The Edmonton Izod IndyCar Series race is a no-go after Octane Motorsports -- who had taken over promotion of the 2011 event -- and the city of Edmonton couldn't come to an agreement.
An expensive disagreement over the site of the race looks to be the culprit. Since Champ Car first began running at the downtown airport course in 2005, the race had been staged on Runway 12-30 but city officials wanted to move next year’s race to Runways 16-34 to keep the airport open.
That would have cost Octane an estimated $3 million and it proved to be the deal breaker.
“We are extremely sad to confirm that our group will not be able to offer Western Canada fans an Indy racing event in Edmonton for 2011,” said a statement from Octane’s Francois Dumontier. “Until the last minute we hoped the city would agree with our legitimate request to provide us a site equivalent to the one the previous promoters have worked with and this, without having our group invest in ground works.
Let's be honest here, watching that race on the airport was tedious. The layout didn't seem as viewer-friendly as the Cleveland Airport layout was for the Champ Car Series, and the only memorable moment that Edmont has provided the series was last year's freakout by Helio Castroneves (OK, yeah, that was a pretty good one)

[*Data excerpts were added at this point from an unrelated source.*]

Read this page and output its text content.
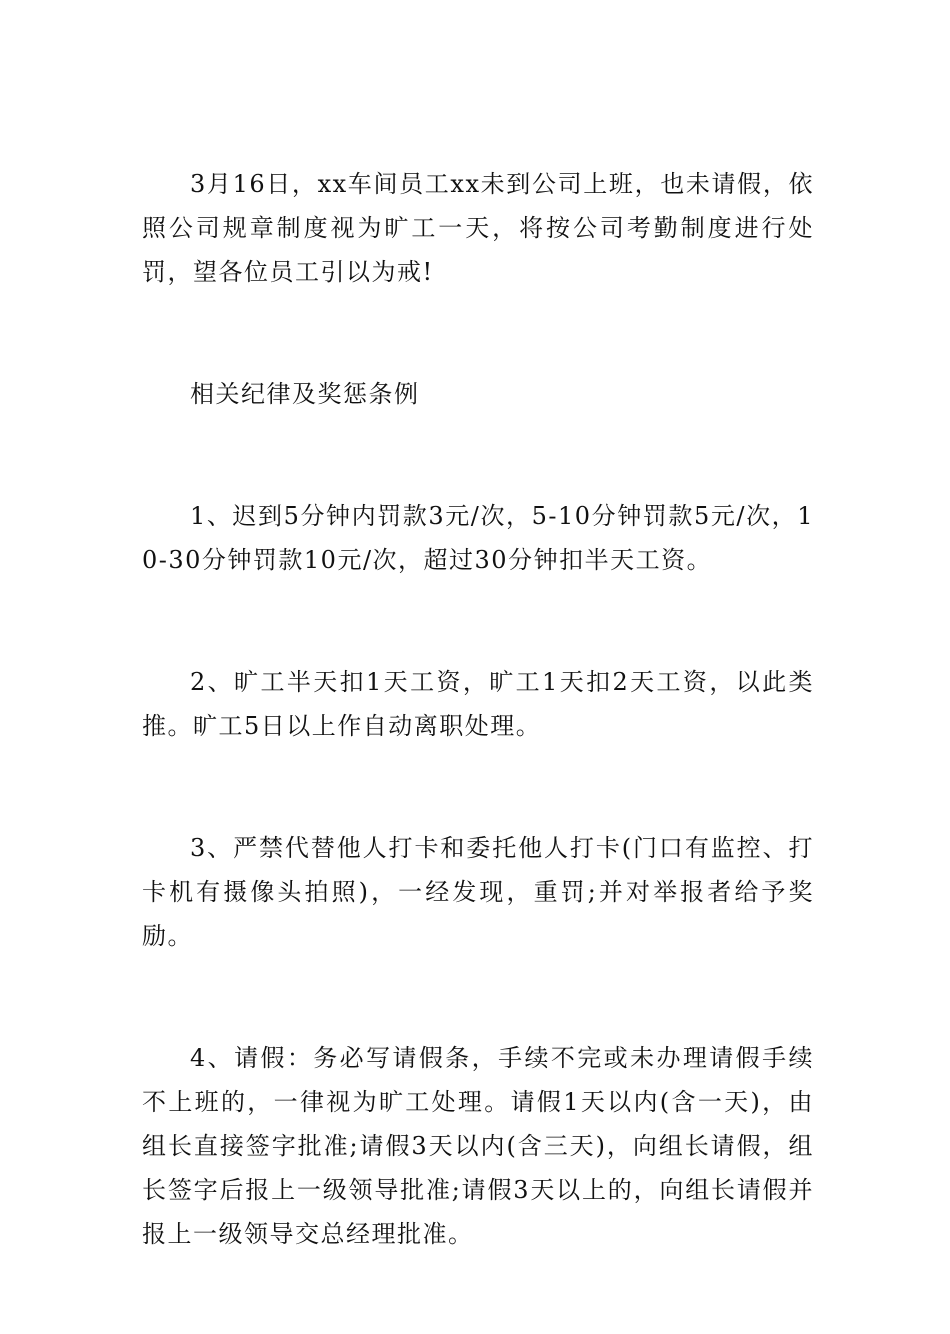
3月16日，xx车间员工xx未到公司上班，也未请假，依照公司规章制度视为旷工一天，将按公司考勤制度进行处罚，望各位员工引以为戒!

相关纪律及奖惩条例

1、迟到5分钟内罚款3元/次，5-10分钟罚款5元/次，10-30分钟罚款10元/次，超过30分钟扣半天工资。

2、旷工半天扣1天工资，旷工1天扣2天工资，以此类推。旷工5日以上作自动离职处理。

3、严禁代替他人打卡和委托他人打卡(门口有监控、打卡机有摄像头拍照)，一经发现，重罚;并对举报者给予奖励。

4、请假：务必写请假条，手续不完或未办理请假手续不上班的，一律视为旷工处理。请假1天以内(含一天)，由组长直接签字批准;请假3天以内(含三天)，向组长请假，组长签字后报上一级领导批准;请假3天以上的，向组长请假并报上一级领导交总经理批准。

But most importantly, the drop of the race leaves a huge summer gap from July 10 to August 7 on the IndyCar Series schedule, and isn't the only race that's seeing financial trouble. The Baltimore Stadium Authority is going to have to pay for the parking lots at Camden Yards to become the pits for the inaugural Baltimore street race over Labor Day weekend after funding from organizers didn't come through.
Plus, there are no ISC tracks on the 2011 schedule.
Simply put, this isn't a good sign for the IndyCar Series. Despite big crowds over the first couple years, the city of Edmonton lost $9 million in 2008 and 2009, and if Baltimore is already having funding problems, who knows who else's books aren't in the black for IndyCar events.